— И мало того, — порывисто продолжал мичман, — он понял, что я вызван был на дерзость его дерзостью, и не считает меня виноватым… Скажите, господа, многие ли начальники способны на это?.. Ведь надо быть очень порядочным человеком, чтоб поступить так…
Когда Леонтьев подробно передал свое объяснение с адмиралом, в кают-компании раздались восторженные одобрения. Все решили, что хотя с беспокойным адмиралом и тяжело подчас служить и он бывает бешеный, но что он добрый и справедливый человек, достойный глубокого уважения.
И в этот самый день, когда адмирал бесновался как сумасшедший и после извинился пред мичманом, сказавшим ему дерзость, на «Резвом» незримо для всех крепла духовная связь между беспокойным адмиралом и его подчиненными, оставшаяся на всю жизнь добрым и поучительным воспоминанием о «человеке» — воспоминанием, которым — увы! — едва ли похвалятся современные адмиралы, вырабатывающие свои отношения к подчиненным лишь на безжизненной букве устава или на торгашеских правилах «ценза», хотя бы весьма корректные и никогда не увлекающиеся профессиональным гневом.
Пока в кают-компании шли разговоры об адмирале, он вышел из каюты и разгуливал взад и вперед по шканцам, кидая по временам быстрые взгляды на рыжего мичмана Щеглова, стоявшего на мостике.

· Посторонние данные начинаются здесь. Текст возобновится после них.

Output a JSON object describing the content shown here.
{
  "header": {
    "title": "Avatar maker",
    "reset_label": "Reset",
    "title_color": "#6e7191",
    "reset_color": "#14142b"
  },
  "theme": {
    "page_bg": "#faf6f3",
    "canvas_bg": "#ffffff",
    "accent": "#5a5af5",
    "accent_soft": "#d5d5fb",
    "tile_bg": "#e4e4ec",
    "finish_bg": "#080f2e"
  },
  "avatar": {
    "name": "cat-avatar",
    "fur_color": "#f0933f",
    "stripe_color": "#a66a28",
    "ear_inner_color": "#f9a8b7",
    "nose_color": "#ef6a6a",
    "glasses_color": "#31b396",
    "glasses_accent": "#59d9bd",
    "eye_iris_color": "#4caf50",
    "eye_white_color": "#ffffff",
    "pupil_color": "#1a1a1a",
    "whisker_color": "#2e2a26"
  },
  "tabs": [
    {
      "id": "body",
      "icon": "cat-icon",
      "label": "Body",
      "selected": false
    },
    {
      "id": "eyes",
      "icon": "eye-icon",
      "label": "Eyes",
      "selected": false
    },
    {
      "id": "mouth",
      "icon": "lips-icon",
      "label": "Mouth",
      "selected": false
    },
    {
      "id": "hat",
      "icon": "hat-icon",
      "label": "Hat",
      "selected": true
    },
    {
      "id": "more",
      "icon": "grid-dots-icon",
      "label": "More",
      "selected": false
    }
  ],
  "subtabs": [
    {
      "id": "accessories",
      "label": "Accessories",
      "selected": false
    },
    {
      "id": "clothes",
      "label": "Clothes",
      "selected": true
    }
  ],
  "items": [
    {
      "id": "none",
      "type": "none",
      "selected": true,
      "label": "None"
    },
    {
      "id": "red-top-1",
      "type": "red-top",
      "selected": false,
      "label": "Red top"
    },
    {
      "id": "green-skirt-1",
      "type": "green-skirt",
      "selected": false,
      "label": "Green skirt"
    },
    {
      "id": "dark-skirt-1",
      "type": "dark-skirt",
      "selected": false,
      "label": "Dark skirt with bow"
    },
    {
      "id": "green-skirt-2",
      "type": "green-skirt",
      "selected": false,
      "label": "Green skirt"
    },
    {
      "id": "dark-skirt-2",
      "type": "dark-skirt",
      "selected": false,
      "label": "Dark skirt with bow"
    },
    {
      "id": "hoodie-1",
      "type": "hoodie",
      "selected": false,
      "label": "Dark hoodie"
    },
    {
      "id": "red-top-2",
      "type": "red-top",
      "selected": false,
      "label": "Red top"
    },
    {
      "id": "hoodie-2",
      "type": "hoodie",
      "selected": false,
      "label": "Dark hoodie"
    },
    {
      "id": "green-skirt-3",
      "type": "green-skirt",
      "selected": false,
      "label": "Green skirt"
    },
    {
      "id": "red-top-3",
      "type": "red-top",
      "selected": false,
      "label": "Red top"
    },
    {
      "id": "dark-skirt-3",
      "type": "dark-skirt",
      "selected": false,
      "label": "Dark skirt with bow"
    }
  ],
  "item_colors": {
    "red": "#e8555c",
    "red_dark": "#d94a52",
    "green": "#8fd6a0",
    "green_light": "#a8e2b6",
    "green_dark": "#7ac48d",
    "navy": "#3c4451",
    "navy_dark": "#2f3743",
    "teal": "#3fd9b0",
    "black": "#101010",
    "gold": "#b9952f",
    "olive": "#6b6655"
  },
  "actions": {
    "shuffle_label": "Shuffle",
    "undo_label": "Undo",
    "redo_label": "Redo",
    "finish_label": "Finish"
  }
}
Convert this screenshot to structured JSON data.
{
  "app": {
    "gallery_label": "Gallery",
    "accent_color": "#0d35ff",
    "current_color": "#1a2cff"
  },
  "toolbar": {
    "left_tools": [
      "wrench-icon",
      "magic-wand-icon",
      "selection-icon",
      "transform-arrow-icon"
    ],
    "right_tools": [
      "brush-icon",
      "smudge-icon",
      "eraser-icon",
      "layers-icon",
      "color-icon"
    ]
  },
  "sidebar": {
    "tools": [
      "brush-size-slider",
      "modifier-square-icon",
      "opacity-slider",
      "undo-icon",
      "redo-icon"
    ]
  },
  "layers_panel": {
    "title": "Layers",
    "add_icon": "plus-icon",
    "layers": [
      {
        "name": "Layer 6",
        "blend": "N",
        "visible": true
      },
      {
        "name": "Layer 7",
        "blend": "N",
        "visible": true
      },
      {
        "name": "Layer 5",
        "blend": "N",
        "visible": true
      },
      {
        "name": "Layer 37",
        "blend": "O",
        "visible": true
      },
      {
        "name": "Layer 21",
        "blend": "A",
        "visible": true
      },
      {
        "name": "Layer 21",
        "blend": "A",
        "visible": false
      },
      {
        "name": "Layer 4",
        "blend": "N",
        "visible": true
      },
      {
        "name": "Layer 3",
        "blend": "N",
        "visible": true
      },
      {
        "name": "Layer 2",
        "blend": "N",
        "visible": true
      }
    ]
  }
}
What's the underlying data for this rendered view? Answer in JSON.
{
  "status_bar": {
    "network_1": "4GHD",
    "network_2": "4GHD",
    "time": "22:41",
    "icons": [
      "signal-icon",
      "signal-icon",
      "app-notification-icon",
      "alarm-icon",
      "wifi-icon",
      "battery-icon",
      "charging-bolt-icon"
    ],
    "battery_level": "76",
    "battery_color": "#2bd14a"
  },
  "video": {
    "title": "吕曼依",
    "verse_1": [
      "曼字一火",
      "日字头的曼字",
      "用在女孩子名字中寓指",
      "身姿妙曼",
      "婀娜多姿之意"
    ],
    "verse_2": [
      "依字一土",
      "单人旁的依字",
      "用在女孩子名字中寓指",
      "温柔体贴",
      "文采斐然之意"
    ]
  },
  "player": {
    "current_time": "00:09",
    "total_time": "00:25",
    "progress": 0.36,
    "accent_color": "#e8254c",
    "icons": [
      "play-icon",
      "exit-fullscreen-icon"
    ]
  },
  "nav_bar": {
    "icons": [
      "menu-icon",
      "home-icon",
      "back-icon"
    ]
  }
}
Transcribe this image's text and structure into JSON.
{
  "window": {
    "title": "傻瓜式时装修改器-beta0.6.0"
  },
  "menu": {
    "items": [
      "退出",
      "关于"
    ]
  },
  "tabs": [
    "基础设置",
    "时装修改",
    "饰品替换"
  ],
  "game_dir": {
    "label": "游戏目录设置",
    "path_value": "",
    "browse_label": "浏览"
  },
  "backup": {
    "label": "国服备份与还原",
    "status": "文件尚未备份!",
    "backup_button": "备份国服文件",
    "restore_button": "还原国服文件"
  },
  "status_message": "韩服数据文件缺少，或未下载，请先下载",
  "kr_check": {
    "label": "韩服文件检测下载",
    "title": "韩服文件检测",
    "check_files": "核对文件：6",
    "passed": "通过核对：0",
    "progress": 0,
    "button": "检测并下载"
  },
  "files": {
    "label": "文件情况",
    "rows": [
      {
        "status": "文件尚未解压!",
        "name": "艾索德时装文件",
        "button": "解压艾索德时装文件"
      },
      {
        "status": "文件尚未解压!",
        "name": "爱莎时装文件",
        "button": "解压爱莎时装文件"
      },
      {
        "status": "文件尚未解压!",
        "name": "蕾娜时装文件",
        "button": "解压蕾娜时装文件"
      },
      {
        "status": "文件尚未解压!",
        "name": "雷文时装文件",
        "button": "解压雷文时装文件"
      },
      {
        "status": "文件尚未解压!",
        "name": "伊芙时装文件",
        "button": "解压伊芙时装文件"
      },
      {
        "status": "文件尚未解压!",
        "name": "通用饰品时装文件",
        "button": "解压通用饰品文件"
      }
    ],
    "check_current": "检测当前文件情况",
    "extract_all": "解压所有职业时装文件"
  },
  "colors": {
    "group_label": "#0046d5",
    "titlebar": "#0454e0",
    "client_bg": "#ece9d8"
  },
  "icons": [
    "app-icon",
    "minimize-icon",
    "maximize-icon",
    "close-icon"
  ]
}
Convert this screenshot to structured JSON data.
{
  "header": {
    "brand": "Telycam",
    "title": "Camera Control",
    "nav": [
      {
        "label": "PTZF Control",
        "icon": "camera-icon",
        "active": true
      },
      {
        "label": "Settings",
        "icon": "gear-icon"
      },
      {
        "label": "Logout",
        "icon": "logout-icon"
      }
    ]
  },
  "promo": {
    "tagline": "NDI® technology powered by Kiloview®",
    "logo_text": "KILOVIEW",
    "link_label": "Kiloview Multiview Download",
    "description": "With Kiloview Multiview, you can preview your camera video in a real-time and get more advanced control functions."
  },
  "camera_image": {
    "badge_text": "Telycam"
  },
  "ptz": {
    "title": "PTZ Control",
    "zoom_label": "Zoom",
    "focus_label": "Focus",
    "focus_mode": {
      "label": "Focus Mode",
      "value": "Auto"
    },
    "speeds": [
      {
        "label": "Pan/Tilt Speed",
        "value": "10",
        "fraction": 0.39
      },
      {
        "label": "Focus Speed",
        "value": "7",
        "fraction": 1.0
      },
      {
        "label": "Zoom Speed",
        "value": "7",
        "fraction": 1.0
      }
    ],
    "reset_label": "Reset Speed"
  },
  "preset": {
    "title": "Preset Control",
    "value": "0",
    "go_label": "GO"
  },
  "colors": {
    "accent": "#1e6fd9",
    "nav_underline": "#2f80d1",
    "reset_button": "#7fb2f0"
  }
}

Расстроенный и подавленный вид молодого моряка возбуждал в адмирале участие. Он понимал, что должен был переживать молодой самолюбивый офицер, свершивший такое «преступление», как он. И это его отчаяние и вызывало в адмирале сочувствие и заставляло простить его вину, вселяя в адмирале уверенность, что моряк, так сильно потрясенный, уж более не прозевает шквала, и что, следовательно, отрешить его от командования вахтой, как он собирался, было бы напрасным лишним оскорблением и без того оскорбленного самолюбия.
И адмирал поднялся на мостик, подошел к Щеглову и как ни в чем не бывало спросил:
— Как ход-с?
— Десять узлов, ваше превосходительство!
В голосе мичмана звучала виноватая нотка.
Адмирал поднял голову, осмотрел паруса и заметил:
— Отлично-с у вас стоят паруса…
Этот комплимент, который в другое время порадовал бы мичмана, теперь, напротив, заставил его только вспыхнуть. Он напомнил ему о парусах, потерянных по его вине, и казался ему какою-то насмешкой.
«Уж лучше бы он опять разнес и назвал прачкой!» — подумал мнительный и нервно настроенный моряк.
Адмирал, казалось, понял и это. Ему стало жаль молодого человека. И он мягко промолвил:
— Не следует падать духом, любезный друг… Вы получили тяжелый урок и, конечно, им воспользуетесь… Беда у всех возможна… И вам только делает честь, что вы так близко приняли ее к сердцу… Это доказывает, что в вас морская душа бравого офицера… Да-с!
Молодой мичман, все еще думавший, что ему место только в «прачках», ожил от этих ободряющих слов адмирала и в эту минуту желал только одного: чтобы на корвет немедленно налетел самый отчаянный шквал. Он показал бы и адмиралу и всем, как лихо бы он убрался.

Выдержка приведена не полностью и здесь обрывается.